The Israeli–Palestinian conflict is not a problem only of the Middle East. Its hatreds migrate.
Without a doubt, Holocaust denial constitutes a special type of insanity. What, then, about Holocaust endorsement? As Jewish leaders in France tell of the rise of a “new anti-Semitism,” French Jews find themselves caught between perpetrators of both extremes: those who say the Holocaust never happened and those who are calling for another.
France boasts the largest Jewish population in Europe (about half a million), though that may not be true for long. The Jewish Agency for Israel, which coordinates migration to the Jewish state, reports that four times as many Jews left France in the first quarter of 2014 than in the same period last year. The total number of Jews who left for Israel in 2013 — 3,288 — was a 72 percent increase from 2012.
Look for those numbers to continue rising. The Washington Post noted last month that reported acts of anti-Semitic violence — 140 in the first quarter of the year — represented a 40 percent increase from the same period in 2013.

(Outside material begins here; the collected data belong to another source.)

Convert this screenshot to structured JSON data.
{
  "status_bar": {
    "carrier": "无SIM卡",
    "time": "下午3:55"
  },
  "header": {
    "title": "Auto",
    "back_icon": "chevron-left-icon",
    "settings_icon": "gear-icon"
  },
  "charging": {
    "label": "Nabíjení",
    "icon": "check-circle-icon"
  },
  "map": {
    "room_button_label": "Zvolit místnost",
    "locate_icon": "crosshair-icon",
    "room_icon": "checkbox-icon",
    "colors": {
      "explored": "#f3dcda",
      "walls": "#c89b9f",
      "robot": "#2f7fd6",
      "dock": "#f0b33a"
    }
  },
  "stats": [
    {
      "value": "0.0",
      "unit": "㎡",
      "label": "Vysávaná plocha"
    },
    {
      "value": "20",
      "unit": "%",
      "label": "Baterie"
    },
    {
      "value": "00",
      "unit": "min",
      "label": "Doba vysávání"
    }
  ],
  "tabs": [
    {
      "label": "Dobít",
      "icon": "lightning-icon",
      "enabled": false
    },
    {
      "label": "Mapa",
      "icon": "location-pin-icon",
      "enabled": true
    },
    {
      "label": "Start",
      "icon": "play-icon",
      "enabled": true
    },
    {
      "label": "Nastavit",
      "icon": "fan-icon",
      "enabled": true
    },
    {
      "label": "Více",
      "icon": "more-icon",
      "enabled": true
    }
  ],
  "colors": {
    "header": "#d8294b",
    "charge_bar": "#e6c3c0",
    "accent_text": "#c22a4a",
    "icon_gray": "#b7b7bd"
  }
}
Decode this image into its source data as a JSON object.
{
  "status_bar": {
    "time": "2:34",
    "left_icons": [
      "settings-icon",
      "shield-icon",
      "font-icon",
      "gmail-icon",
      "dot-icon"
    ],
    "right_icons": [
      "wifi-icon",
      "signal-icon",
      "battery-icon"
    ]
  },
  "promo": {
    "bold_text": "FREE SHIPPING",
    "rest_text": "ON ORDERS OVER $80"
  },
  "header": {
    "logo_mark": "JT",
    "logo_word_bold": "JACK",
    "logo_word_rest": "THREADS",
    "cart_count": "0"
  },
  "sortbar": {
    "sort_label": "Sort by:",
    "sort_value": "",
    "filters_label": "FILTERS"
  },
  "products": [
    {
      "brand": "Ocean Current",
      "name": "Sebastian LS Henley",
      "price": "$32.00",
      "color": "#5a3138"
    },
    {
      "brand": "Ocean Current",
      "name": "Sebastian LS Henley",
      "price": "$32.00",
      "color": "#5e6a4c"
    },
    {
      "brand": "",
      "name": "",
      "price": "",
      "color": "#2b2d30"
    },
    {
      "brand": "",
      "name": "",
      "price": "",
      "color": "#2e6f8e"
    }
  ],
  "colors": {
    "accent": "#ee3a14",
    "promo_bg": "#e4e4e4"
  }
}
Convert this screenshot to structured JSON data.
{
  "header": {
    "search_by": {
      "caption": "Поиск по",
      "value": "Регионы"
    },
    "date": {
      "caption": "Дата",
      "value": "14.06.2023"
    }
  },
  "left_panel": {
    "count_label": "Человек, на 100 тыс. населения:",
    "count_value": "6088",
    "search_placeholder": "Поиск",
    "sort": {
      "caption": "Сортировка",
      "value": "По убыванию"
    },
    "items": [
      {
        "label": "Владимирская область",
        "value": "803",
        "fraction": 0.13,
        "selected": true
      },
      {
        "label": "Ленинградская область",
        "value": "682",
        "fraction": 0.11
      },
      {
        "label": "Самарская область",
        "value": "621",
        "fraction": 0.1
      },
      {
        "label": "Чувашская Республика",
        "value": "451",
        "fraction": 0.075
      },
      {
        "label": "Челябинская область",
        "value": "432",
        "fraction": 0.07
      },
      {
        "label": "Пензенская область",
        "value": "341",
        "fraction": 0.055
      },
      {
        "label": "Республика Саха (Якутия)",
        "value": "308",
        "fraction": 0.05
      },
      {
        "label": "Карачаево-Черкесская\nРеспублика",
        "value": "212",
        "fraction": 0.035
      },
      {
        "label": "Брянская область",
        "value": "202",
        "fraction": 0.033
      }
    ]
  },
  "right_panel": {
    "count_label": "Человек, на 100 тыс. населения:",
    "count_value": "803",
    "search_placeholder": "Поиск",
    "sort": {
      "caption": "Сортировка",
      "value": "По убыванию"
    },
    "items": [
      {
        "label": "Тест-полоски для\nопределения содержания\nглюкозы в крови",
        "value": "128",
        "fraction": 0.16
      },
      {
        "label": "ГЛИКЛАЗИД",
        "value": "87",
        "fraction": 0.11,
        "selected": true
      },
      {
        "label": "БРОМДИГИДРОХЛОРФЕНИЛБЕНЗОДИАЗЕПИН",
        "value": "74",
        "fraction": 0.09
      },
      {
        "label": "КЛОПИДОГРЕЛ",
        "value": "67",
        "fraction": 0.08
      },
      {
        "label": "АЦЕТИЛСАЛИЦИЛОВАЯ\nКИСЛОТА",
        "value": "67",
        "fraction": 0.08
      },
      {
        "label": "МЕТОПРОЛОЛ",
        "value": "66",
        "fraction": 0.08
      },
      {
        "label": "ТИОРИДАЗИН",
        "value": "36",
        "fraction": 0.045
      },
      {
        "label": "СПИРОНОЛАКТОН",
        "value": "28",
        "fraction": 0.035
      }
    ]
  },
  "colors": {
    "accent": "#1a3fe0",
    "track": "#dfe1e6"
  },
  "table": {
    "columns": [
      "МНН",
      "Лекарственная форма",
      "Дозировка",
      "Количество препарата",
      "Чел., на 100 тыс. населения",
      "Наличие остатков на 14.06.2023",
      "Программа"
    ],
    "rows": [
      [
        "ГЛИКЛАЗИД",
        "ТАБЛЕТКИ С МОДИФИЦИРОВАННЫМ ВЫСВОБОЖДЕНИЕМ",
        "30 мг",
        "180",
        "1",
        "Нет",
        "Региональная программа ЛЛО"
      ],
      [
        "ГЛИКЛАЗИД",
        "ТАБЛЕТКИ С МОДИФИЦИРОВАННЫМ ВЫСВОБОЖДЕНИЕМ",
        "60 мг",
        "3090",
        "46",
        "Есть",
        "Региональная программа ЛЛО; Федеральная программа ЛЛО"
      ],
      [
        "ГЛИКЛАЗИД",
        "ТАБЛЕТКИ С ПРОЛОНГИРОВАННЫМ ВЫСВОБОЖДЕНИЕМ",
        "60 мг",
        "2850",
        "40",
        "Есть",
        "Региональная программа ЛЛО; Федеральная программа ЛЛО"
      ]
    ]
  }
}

On June 23, nearly two dozen assailants beat Jewish students at a library in Paris. Two students were stabbed.
On June 19, protesters lobbed a Molotov cocktail into a demonstration in support of three Israeli teenagers kidnapped by members of Hamas, the terrorist organization that governs the Gaza Strip. The teenagers’ bodies were found later that month.
On June 10, six assailants shot a Jewish teenager with a stun gun.
On June 4, two Jewish teenagers in Paris reported being chased by four men, one of whom was wielding an axe.
In all these cases the victims were wearing yarmulkes.